The initiative uses three tiers of model access. Standard GPT-5.5 is intended for general-purpose, developer and knowledge work. GPT-5.5 with Trusted Access for Cyber is designed for verified defensive workflows, including secure code review, vulnerability triage, malware analysis, detection engineering and patch validation. GPT-5.5-Cyber is reserved for more specialised authorised workflows, including red teaming, penetration testing and controlled validation.

The platform’s core workflow is built around Codex Security, OpenAI’s application-security agent. Reporting on the launch says the agent can create editable threat models based on a project’s code, examine realistic attack paths, validate potential vulnerabilities in sandboxed environments and recommend remediation steps.

OpenAI lists several major security and infrastructure companies as Daybreak users or partners, including Cloudflare, Cisco, CrowdStrike, Palo Alto Networks, Oracle, Zscaler, Akamai and Fortinet.

The launch follows OpenAI’s recent expansion of its Trusted Access for Cyber program, which gives verified security professionals and organisations access to more capable cyber tools for legitimate defensive work. The company has framed the program as a way to give defenders access to advanced capabilities while maintaining stronger safeguards around misuse.
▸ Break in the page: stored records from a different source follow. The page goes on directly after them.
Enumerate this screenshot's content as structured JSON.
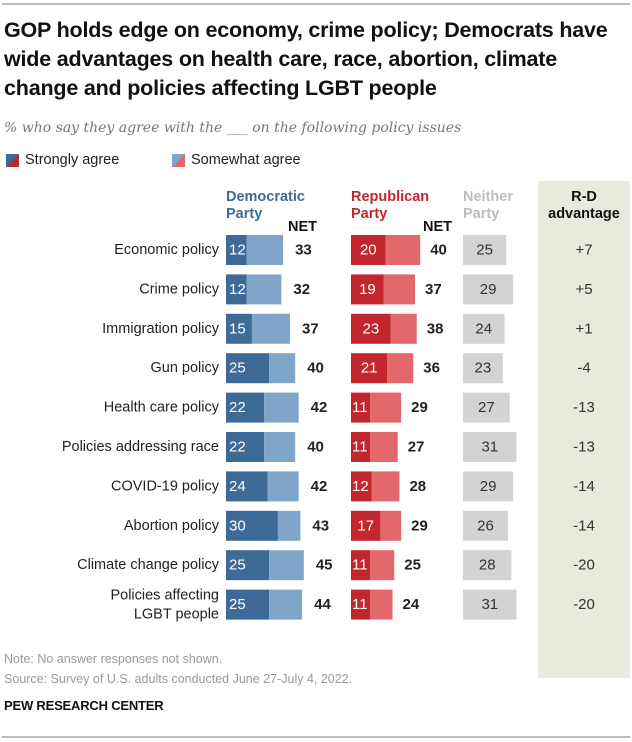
{
  "title": "GOP holds edge on economy, crime policy; Democrats have wide advantages on health care, race, abortion, climate change and policies affecting LGBT people",
  "subtitle": "% who say they agree with the ___ on the following policy issues",
  "legend": {
    "strong": "Strongly agree",
    "somewhat": "Somewhat agree"
  },
  "headers": {
    "dem_line1": "Democratic",
    "dem_line2": "Party",
    "rep_line1": "Republican",
    "rep_line2": "Party",
    "neither_line1": "Neither",
    "neither_line2": "Party",
    "net": "NET",
    "rd_line1": "R-D",
    "rd_line2": "advantage"
  },
  "colors": {
    "dem_strong": "#3d6a96",
    "dem_somewhat": "#7fa6c8",
    "rep_strong": "#c1272d",
    "rep_somewhat": "#e3686c",
    "neither": "#d3d3d3",
    "dem_header": "#3d6a96",
    "rep_header": "#c1272d",
    "neither_header": "#bdbdbd",
    "rd_bg": "#e9e9dd"
  },
  "chart_data": {
    "type": "bar",
    "orientation": "horizontal-stacked",
    "categories": [
      "Economic policy",
      "Crime policy",
      "Immigration policy",
      "Gun policy",
      "Health care policy",
      "Policies addressing race",
      "COVID-19 policy",
      "Abortion policy",
      "Climate change policy",
      "Policies affecting LGBT people"
    ],
    "dem_strong": [
      12,
      12,
      15,
      25,
      22,
      22,
      24,
      30,
      25,
      25
    ],
    "dem_net": [
      33,
      32,
      37,
      40,
      42,
      40,
      42,
      43,
      45,
      44
    ],
    "rep_strong": [
      20,
      19,
      23,
      21,
      11,
      11,
      12,
      17,
      11,
      11
    ],
    "rep_net": [
      40,
      37,
      38,
      36,
      29,
      27,
      28,
      29,
      25,
      24
    ],
    "neither": [
      25,
      29,
      24,
      23,
      27,
      31,
      29,
      26,
      28,
      31
    ],
    "rd_advantage": [
      "+7",
      "+5",
      "+1",
      "-4",
      "-13",
      "-13",
      "-14",
      "-14",
      "-20",
      "-20"
    ]
  },
  "note": "Note: No answer responses not shown.",
  "source": "Source: Survey of U.S. adults conducted June 27-July 4, 2022.",
  "brand": "PEW RESEARCH CENTER"
}
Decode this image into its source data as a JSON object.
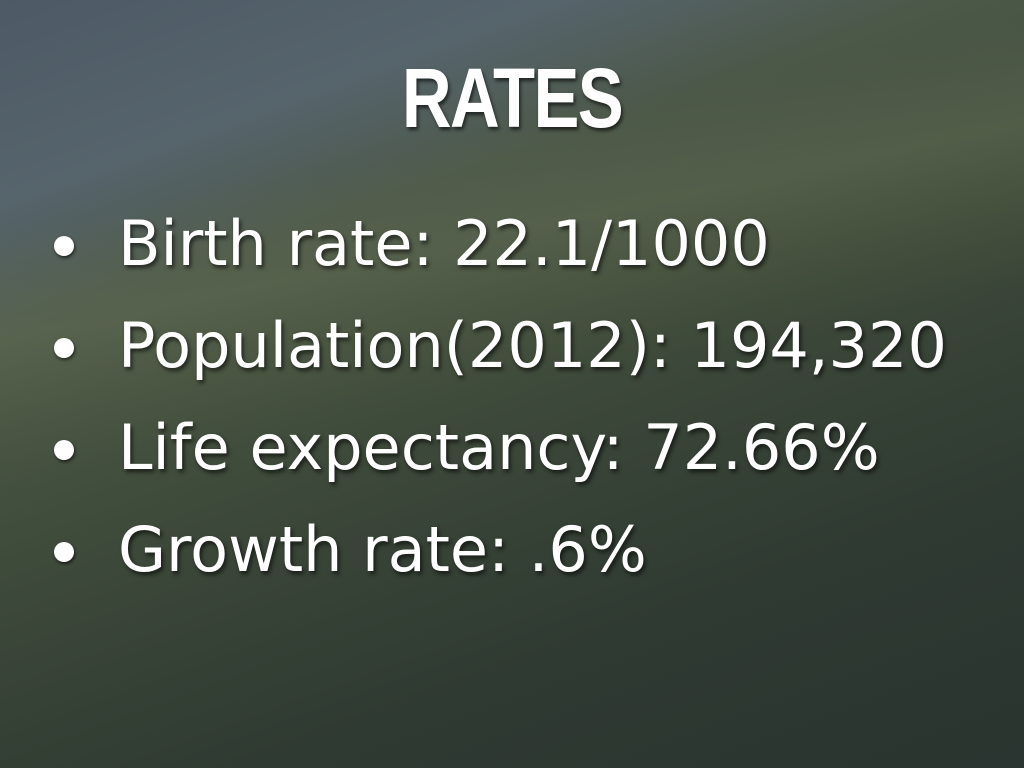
{
  "slide": {
    "title": "RATES",
    "bullets": [
      "Birth rate: 22.1/1000",
      "Population(2012): 194,320",
      "Life expectancy: 72.66%",
      "Growth rate: .6%"
    ]
  }
}
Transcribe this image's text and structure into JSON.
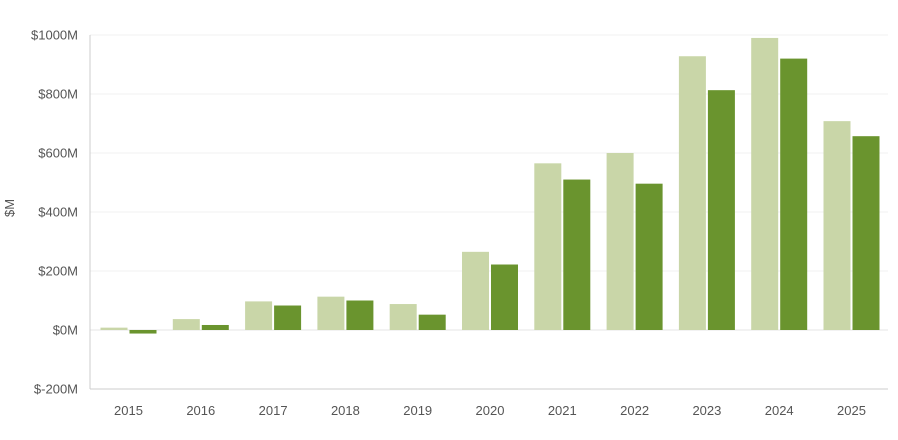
{
  "chart_data": {
    "type": "bar",
    "title": "",
    "xlabel": "",
    "ylabel": "$M",
    "ylim": [
      -200,
      1000
    ],
    "yticks": [
      {
        "value": -200,
        "label": "$-200M"
      },
      {
        "value": 0,
        "label": "$0M"
      },
      {
        "value": 200,
        "label": "$200M"
      },
      {
        "value": 400,
        "label": "$400M"
      },
      {
        "value": 600,
        "label": "$600M"
      },
      {
        "value": 800,
        "label": "$800M"
      },
      {
        "value": 1000,
        "label": "$1000M"
      }
    ],
    "categories": [
      "2015",
      "2016",
      "2017",
      "2018",
      "2019",
      "2020",
      "2021",
      "2022",
      "2023",
      "2024",
      "2025"
    ],
    "series": [
      {
        "color": "#c9d6a8",
        "values": [
          8,
          37,
          97,
          113,
          88,
          265,
          565,
          600,
          928,
          990,
          708
        ]
      },
      {
        "color": "#6a942e",
        "values": [
          -12,
          17,
          83,
          100,
          52,
          222,
          510,
          496,
          813,
          920,
          657
        ]
      }
    ],
    "grid": true,
    "legend": "none"
  }
}
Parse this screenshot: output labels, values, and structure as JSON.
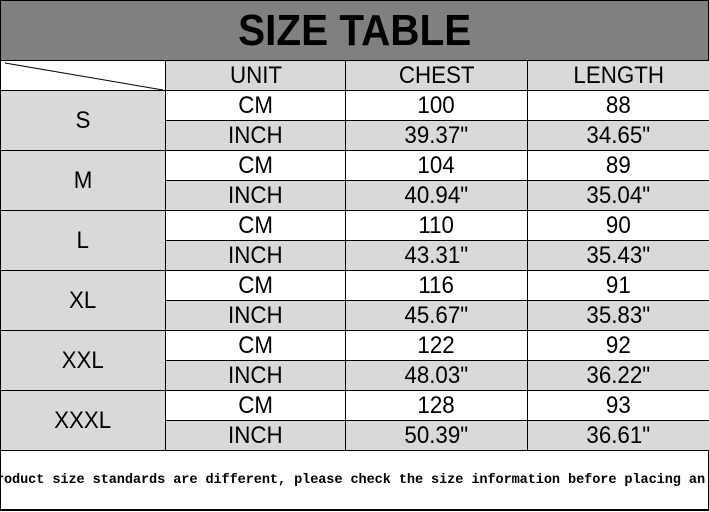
{
  "title": "SIZE TABLE",
  "headers": {
    "unit": "UNIT",
    "chest": "CHEST",
    "length": "LENGTH"
  },
  "colors": {
    "title_bg": "#808080",
    "shaded_cell": "#d9d9d9"
  },
  "rows": [
    {
      "size": "S",
      "cm": {
        "unit": "CM",
        "chest": "100",
        "length": "88"
      },
      "inch": {
        "unit": "INCH",
        "chest": "39.37\"",
        "length": "34.65\""
      }
    },
    {
      "size": "M",
      "cm": {
        "unit": "CM",
        "chest": "104",
        "length": "89"
      },
      "inch": {
        "unit": "INCH",
        "chest": "40.94\"",
        "length": "35.04\""
      }
    },
    {
      "size": "L",
      "cm": {
        "unit": "CM",
        "chest": "110",
        "length": "90"
      },
      "inch": {
        "unit": "INCH",
        "chest": "43.31\"",
        "length": "35.43\""
      }
    },
    {
      "size": "XL",
      "cm": {
        "unit": "CM",
        "chest": "116",
        "length": "91"
      },
      "inch": {
        "unit": "INCH",
        "chest": "45.67\"",
        "length": "35.83\""
      }
    },
    {
      "size": "XXL",
      "cm": {
        "unit": "CM",
        "chest": "122",
        "length": "92"
      },
      "inch": {
        "unit": "INCH",
        "chest": "48.03\"",
        "length": "36.22\""
      }
    },
    {
      "size": "XXXL",
      "cm": {
        "unit": "CM",
        "chest": "128",
        "length": "93"
      },
      "inch": {
        "unit": "INCH",
        "chest": "50.39\"",
        "length": "36.61\""
      }
    }
  ],
  "footer": "Our product size standards are different, please check the size information before placing an order"
}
Daybreak also comes shortly after OpenAI offered the European Union access to its cybersecurity tools as part of a wider cyber action plan. Reuters reported that the European Commission had acknowledged OpenAI’s offer, while Anthropic had not yet proposed comparable access to its own model capabilities.

Anthropic’s Project Glasswing has generated intense industry attention because of the claimed power of Mythos Preview. Anthropic says the model has reached a level of coding capability where it can find and exploit vulnerabilities across software at an elite level. Access has initially been restricted to selected partners and defensive use cases.
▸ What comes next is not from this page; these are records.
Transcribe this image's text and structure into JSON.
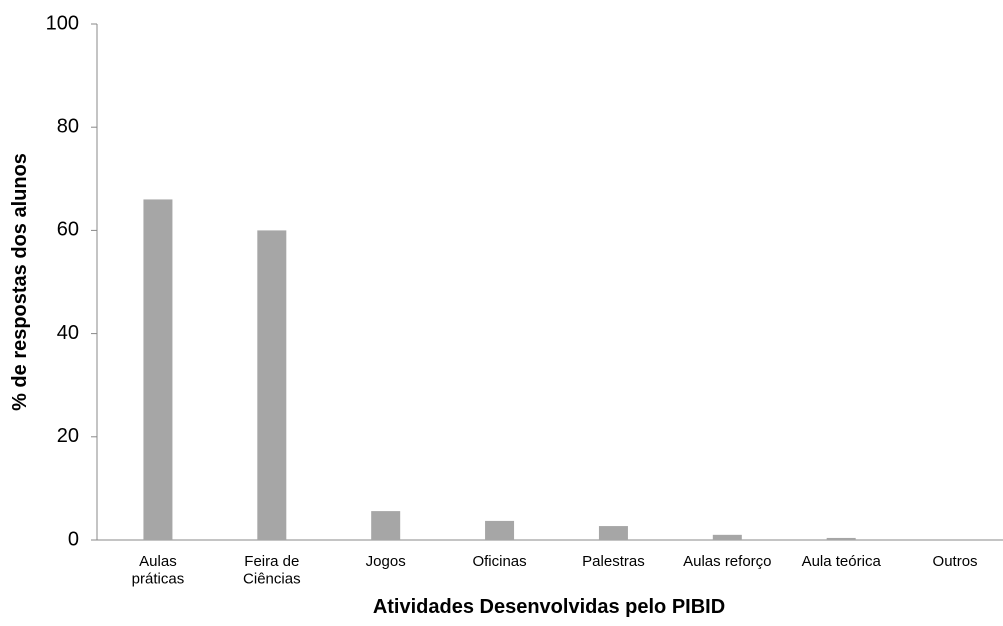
{
  "chart_data": {
    "type": "bar",
    "x_label": "Atividades Desenvolvidas pelo PIBID",
    "y_label": "% de respostas dos alunos",
    "categories": [
      "Aulas\npráticas",
      "Feira de\nCiências",
      "Jogos",
      "Oficinas",
      "Palestras",
      "Aulas reforço",
      "Aula teórica",
      "Outros"
    ],
    "values": [
      66,
      60,
      5.6,
      3.7,
      2.7,
      1,
      0.4,
      0
    ],
    "color": "#a6a6a6",
    "ylim": [
      0,
      100
    ],
    "yticks": [
      0,
      20,
      40,
      60,
      80,
      100
    ],
    "grid": false
  }
}
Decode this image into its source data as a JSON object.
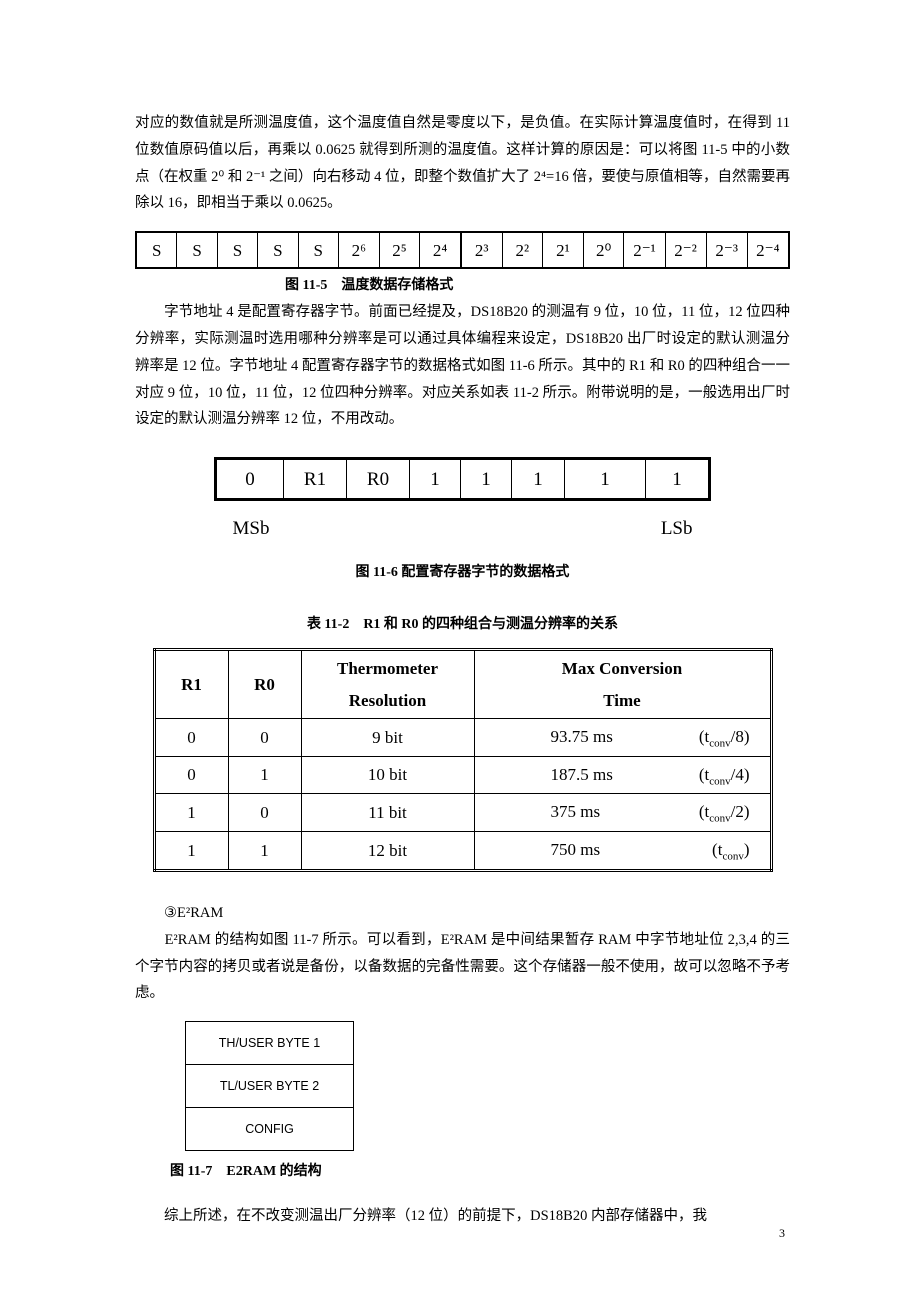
{
  "paragraph1": "对应的数值就是所测温度值，这个温度值自然是零度以下，是负值。在实际计算温度值时，在得到 11 位数值原码值以后，再乘以 0.0625 就得到所测的温度值。这样计算的原因是：可以将图 11-5 中的小数点（在权重 2⁰ 和 2⁻¹ 之间）向右移动 4 位，即整个数值扩大了 2⁴=16 倍，要使与原值相等，自然需要再除以 16，即相当于乘以 0.0625。",
  "fig115": {
    "cells_left": [
      "S",
      "S",
      "S",
      "S",
      "S",
      "2⁶",
      "2⁵",
      "2⁴"
    ],
    "cells_right": [
      "2³",
      "2²",
      "2¹",
      "2⁰",
      "2⁻¹",
      "2⁻²",
      "2⁻³",
      "2⁻⁴"
    ],
    "caption": "图 11-5　温度数据存储格式"
  },
  "paragraph2": "　　字节地址 4 是配置寄存器字节。前面已经提及，DS18B20 的测温有 9 位，10 位，11 位，12 位四种分辨率，实际测温时选用哪种分辨率是可以通过具体编程来设定，DS18B20 出厂时设定的默认测温分辨率是 12 位。字节地址 4 配置寄存器字节的数据格式如图 11-6 所示。其中的 R1 和 R0 的四种组合一一对应 9 位，10 位，11 位，12 位四种分辨率。对应关系如表 11-2 所示。附带说明的是，一般选用出厂时设定的默认测温分辨率 12 位，不用改动。",
  "fig116": {
    "cells": [
      "0",
      "R1",
      "R0",
      "1",
      "1",
      "1",
      "1",
      "1"
    ],
    "widths": [
      64,
      60,
      60,
      48,
      48,
      50,
      78,
      60
    ],
    "msb": "MSb",
    "lsb": "LSb",
    "caption": "图 11-6  配置寄存器字节的数据格式"
  },
  "table112": {
    "title": "表 11-2　R1 和 R0 的四种组合与测温分辨率的关系",
    "headers": [
      "R1",
      "R0",
      "Thermometer Resolution",
      "Max Conversion Time"
    ],
    "rows": [
      {
        "r1": "0",
        "r0": "0",
        "res": "9 bit",
        "time": "93.75 ms",
        "tconv": "(t_conv/8)"
      },
      {
        "r1": "0",
        "r0": "1",
        "res": "10 bit",
        "time": "187.5 ms",
        "tconv": "(t_conv/4)"
      },
      {
        "r1": "1",
        "r0": "0",
        "res": "11 bit",
        "time": "375 ms",
        "tconv": "(t_conv/2)"
      },
      {
        "r1": "1",
        "r0": "1",
        "res": "12 bit",
        "time": "750 ms",
        "tconv": "(t_conv)"
      }
    ]
  },
  "section_e2ram": {
    "heading": "③E²RAM",
    "body": "　　E²RAM 的结构如图 11-7 所示。可以看到，E²RAM 是中间结果暂存 RAM 中字节地址位 2,3,4 的三个字节内容的拷贝或者说是备份，以备数据的完备性需要。这个存储器一般不使用，故可以忽略不予考虑。"
  },
  "fig117": {
    "rows": [
      "TH/USER BYTE 1",
      "TL/USER BYTE 2",
      "CONFIG"
    ],
    "caption": "图 11-7　E2RAM 的结构"
  },
  "last_line": "　　综上所述，在不改变测温出厂分辨率（12 位）的前提下，DS18B20 内部存储器中，我",
  "page_number": "3"
}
The rise of platforms such as Daybreak and Glasswing reflects a deeper change in cybersecurity. AI-assisted vulnerability research is accelerating the discovery of hidden flaws, but many organisations already struggle to fix vulnerabilities at the pace they are found. This creates a growing risk that the volume of discoveries could overwhelm maintainers, security teams and software vendors.
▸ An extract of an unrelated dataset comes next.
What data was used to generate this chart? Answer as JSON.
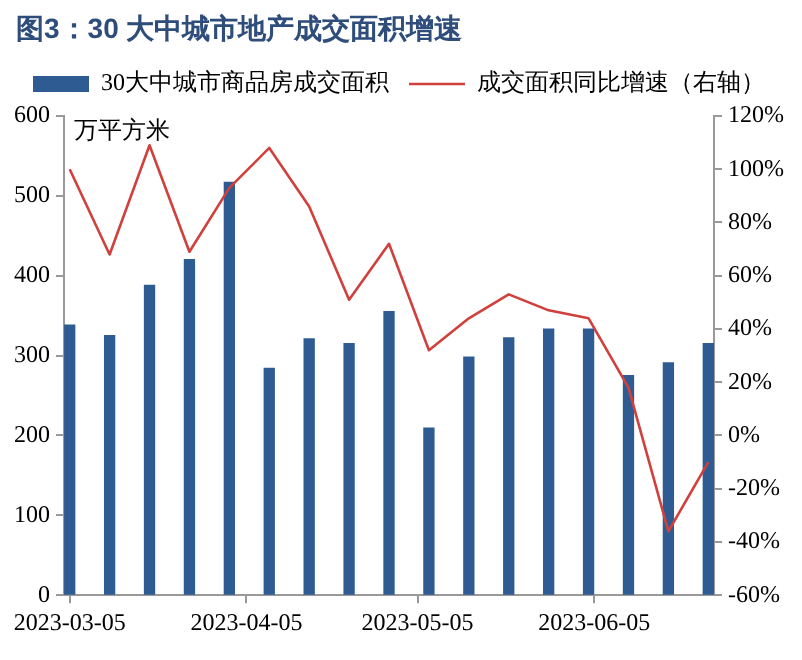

That pressure is worsened by the rise of AI-generated vulnerability reports that look convincing but may be wrong. Security teams increasingly face what the industry has begun calling triage fatigue, where genuine risks compete with false positives, duplicated findings and low-quality reports. Daybreak’s value will depend not only on whether it can find bugs, but whether it can help teams decide which findings matter and verify that fixes actually work.

For defenders, the promise is significant. A system that can scan code, reason about attack paths, test exploitability and generate safe patches could reduce the time between discovery and remediation. For large organisations managing sprawling software environments, that could be a meaningful advantage.

But the same capabilities also raise difficult questions. Tools powerful enough to help defenders find flaws may also point toward a future in which attackers can discover and weaponise vulnerabilities faster. That makes access controls, verification, security training and responsible deployment critical.

OpenAI’s launch of Daybreak is another sign that AI cybersecurity is moving out of research labs and into production workflows. The contest is no longer simply about which company has the most capable model. It is about which organisation can build the safest, most useful system around that model, turning raw capability into practical defence.

For businesses, developers and security teams, the message is clear: the pace of cyber defence is changing. AI may help find and fix vulnerabilities faster, but people still need to understand what those vulnerabilities mean, how attackers exploit them and how to build safer digital habits.